Through networking and visiting every medical cannabis farmer’s market I could, I found a few favorite MMJ growers and processors who I can go to for strain specific cooking oils, superfood edibles, topicals, oral care products, and suppositories at a reasonable cost. I so appreciate having these people in my life. They teach me something each time we talk and I don’t have to work nearly as hard to get the specific medicine that I need. I can give them a list of terpenes that I need and they not only know what I’m talking about, they are able to hand me back products, not just flower, that do exactly what I need them to do.
With the changes to the medical cannabis laws in Washington, my access is also potentially changing back to the similar dispensary experience it was when I started taking it. My collective is being significantly shrunk. They are having to go from 15 plants per patient to 15 plants for the entire collective property to supposedly service everybody involved. While I work with some very impressive growers, time will tell if they are able to produce enough medicine with the new limits.
My access to infused edible makers that only existed in the medical marijuana market are also going to disappear unless they get into the regulated cannabis market. The products will not likely be as cost effective or strain specific if they even exist at all. Who is going to come out with a regulated cannabis suppository?
One more big change that affects me is the reduction of how much cannabis I am allowed to keep at one time. This could even affect the way I am juicing raw cannabis. The very way that I thrive on cannabis requires plenty of plant matter and while I don’t get high from using it like this, when available I make it an effort to consume several ounces of cannabis in one day if I am taking in in raw juice form. If I couldn’t juice anymore, it would feel like a step backwards in my health management.

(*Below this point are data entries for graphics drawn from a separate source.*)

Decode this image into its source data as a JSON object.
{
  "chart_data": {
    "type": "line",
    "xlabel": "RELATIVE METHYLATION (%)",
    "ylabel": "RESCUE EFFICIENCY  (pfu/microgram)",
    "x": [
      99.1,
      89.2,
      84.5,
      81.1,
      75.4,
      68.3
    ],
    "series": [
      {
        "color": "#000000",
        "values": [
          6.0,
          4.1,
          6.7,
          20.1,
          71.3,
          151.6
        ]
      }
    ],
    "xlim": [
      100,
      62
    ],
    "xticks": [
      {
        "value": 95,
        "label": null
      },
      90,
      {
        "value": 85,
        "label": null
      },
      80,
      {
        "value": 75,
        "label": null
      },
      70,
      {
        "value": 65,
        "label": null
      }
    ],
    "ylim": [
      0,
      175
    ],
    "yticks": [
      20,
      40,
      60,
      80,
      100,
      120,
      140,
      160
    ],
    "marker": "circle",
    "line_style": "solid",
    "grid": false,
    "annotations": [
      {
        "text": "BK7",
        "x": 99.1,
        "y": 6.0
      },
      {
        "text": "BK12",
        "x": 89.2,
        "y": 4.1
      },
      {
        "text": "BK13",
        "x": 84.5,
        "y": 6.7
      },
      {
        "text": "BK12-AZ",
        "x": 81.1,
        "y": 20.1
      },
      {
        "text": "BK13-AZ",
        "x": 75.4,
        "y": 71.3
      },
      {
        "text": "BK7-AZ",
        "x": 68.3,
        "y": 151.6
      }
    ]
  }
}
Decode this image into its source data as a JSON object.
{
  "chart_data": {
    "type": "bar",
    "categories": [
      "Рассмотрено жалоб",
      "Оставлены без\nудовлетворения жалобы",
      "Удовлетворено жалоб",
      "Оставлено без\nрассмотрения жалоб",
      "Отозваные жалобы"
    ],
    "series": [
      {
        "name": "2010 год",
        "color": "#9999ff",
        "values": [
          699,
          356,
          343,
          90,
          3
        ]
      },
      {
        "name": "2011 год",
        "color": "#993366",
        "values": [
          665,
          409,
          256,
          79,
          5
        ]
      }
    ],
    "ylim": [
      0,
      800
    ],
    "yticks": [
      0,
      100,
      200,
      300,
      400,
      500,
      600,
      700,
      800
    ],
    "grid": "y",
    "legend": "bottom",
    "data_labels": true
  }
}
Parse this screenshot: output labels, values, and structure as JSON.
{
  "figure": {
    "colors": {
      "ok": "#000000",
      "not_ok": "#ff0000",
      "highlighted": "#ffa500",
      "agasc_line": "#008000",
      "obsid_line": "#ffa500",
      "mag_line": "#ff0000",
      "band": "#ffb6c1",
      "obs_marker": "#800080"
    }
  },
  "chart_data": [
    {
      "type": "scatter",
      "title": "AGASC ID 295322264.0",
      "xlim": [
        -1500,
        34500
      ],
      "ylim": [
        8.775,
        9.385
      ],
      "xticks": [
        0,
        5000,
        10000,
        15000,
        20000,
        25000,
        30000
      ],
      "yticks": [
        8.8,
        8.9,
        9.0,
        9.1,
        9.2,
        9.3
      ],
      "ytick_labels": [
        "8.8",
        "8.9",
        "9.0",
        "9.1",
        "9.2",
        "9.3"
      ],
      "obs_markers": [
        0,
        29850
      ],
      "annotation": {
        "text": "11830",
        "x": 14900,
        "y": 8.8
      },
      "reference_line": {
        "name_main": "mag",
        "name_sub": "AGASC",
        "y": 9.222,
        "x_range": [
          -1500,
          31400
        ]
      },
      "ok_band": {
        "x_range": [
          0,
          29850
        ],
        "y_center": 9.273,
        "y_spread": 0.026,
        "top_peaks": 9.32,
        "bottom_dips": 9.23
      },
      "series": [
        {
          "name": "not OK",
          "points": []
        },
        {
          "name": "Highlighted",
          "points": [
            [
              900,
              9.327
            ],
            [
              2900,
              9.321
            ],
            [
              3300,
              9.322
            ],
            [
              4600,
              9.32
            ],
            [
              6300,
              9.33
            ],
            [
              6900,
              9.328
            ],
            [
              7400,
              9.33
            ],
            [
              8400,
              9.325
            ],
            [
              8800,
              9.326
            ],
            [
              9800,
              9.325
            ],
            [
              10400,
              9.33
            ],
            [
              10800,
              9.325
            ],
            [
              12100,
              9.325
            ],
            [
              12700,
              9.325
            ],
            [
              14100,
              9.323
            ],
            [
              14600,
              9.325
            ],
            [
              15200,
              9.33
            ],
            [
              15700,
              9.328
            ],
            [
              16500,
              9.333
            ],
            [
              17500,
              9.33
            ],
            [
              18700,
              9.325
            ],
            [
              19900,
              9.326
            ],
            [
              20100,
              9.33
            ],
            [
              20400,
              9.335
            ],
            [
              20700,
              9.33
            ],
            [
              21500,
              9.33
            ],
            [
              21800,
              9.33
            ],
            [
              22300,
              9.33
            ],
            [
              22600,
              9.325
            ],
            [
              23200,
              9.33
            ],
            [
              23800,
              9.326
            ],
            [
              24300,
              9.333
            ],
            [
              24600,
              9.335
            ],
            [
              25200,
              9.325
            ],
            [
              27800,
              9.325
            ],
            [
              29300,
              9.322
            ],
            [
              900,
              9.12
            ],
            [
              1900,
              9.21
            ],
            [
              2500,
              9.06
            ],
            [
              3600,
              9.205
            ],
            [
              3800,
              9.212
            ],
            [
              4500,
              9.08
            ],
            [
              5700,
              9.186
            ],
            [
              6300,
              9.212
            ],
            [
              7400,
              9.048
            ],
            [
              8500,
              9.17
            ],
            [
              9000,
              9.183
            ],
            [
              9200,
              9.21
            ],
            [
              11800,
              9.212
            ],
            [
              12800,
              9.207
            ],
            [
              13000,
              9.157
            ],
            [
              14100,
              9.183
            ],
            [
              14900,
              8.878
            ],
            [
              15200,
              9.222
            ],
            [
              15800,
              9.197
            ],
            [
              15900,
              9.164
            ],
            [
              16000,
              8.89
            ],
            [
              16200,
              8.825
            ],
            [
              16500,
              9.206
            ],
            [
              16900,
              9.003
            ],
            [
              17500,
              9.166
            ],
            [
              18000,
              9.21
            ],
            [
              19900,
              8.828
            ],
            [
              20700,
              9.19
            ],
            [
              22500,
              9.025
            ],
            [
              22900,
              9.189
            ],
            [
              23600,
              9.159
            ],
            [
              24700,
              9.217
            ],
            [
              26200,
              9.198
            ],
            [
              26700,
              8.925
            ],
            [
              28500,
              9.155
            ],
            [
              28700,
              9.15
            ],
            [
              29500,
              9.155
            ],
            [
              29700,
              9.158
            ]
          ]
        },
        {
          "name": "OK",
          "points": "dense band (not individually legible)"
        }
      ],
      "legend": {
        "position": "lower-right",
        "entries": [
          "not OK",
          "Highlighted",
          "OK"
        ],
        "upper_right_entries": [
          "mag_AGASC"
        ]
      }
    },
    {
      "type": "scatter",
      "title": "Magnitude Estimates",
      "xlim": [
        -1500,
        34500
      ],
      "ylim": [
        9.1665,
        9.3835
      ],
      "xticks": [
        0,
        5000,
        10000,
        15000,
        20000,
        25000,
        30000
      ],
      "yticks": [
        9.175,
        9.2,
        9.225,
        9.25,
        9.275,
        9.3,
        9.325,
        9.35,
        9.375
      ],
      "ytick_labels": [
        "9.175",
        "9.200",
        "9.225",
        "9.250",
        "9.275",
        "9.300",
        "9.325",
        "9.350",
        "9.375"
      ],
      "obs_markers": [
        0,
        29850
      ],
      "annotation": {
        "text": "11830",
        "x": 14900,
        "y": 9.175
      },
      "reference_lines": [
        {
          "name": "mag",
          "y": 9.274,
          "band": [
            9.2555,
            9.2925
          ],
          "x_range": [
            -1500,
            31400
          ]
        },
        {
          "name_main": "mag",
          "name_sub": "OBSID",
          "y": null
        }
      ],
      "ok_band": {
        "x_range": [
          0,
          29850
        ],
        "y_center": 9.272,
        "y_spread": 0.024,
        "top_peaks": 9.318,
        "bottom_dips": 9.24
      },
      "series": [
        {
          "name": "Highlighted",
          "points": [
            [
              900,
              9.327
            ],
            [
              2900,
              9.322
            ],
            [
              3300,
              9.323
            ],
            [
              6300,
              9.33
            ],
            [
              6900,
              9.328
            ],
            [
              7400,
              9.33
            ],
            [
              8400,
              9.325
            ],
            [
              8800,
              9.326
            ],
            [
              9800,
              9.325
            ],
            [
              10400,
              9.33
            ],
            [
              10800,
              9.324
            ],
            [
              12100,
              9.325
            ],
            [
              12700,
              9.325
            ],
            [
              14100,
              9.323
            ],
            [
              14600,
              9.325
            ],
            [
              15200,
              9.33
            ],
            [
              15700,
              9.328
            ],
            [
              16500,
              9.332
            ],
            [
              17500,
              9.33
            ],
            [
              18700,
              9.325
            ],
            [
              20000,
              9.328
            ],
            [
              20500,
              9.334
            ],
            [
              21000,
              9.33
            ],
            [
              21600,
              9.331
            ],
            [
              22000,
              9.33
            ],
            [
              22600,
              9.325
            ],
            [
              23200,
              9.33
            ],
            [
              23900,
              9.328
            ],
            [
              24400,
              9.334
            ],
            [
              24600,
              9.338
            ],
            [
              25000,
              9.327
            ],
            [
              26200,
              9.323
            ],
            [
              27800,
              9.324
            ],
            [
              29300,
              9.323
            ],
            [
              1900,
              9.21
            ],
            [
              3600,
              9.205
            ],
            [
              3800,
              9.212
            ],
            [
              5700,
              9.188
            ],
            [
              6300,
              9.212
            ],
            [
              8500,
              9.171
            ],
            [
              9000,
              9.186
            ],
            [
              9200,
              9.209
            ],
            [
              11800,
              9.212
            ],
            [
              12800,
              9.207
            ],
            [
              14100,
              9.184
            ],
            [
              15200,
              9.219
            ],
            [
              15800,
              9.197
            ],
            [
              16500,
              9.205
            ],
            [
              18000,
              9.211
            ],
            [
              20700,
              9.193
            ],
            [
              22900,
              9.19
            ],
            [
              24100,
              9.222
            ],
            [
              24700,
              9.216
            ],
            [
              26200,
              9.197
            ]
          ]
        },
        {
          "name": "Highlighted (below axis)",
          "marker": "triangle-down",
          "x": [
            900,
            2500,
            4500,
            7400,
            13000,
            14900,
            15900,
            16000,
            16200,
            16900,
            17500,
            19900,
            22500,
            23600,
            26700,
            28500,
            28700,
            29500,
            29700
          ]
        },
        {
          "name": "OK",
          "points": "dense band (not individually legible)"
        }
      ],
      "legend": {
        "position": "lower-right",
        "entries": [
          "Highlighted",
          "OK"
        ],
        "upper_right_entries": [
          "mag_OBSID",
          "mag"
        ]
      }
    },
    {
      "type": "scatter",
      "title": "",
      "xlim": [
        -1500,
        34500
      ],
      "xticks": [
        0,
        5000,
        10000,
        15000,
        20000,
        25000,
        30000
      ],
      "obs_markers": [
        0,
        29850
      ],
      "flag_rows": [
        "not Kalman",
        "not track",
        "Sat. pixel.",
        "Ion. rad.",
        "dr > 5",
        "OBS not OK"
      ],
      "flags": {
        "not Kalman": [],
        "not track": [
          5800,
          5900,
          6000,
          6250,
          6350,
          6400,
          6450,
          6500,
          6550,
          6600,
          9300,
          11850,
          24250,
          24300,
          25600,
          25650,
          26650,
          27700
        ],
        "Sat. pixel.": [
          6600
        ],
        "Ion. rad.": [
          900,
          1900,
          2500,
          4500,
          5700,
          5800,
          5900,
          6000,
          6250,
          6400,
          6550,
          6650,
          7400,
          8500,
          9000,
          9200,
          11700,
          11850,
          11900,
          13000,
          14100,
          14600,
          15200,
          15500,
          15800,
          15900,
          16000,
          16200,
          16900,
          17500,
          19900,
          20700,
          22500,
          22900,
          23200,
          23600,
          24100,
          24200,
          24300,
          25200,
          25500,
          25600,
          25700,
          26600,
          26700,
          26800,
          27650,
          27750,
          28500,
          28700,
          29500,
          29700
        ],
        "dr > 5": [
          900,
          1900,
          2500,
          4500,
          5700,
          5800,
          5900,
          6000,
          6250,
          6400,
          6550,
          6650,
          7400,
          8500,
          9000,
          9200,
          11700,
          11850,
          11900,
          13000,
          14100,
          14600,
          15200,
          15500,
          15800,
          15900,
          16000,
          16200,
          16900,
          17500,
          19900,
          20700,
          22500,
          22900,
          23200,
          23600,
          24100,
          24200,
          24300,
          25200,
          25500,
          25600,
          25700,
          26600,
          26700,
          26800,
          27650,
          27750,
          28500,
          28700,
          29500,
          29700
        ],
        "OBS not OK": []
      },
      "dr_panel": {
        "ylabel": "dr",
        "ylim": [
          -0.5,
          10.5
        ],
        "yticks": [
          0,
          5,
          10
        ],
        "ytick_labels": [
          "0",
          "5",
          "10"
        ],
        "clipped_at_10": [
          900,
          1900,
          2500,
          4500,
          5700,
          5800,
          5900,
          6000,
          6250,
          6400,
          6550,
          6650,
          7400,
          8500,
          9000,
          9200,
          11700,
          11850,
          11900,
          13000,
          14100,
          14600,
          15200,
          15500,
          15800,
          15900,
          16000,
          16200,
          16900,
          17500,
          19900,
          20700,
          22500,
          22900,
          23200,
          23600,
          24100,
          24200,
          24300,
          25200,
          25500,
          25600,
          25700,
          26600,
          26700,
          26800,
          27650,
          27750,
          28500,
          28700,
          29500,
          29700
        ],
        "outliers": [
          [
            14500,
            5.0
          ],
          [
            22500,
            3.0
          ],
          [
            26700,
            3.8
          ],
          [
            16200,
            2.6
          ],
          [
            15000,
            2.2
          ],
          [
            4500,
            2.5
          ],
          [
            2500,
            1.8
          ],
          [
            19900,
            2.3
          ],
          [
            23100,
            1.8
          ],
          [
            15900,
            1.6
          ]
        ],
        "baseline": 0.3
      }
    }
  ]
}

The future of medical cannabis in Washington seems to be changing daily and keeping up with these changes to protect myself and my family has been weighing heavily on me. Where I may have felt carefree about using cannabis in the past, for the moment, I feel somewhat oppressed as I am learning and adapting to the changing cannabis laws.
While I’m trying to maintain a positive attitude about the fact that I still have safe access to legal cannabis, I can’t help but feel concerned that my herbal medicine has been severely restricted, not because my doctor has prescribed me less but because uneducated law makers decided it made sense.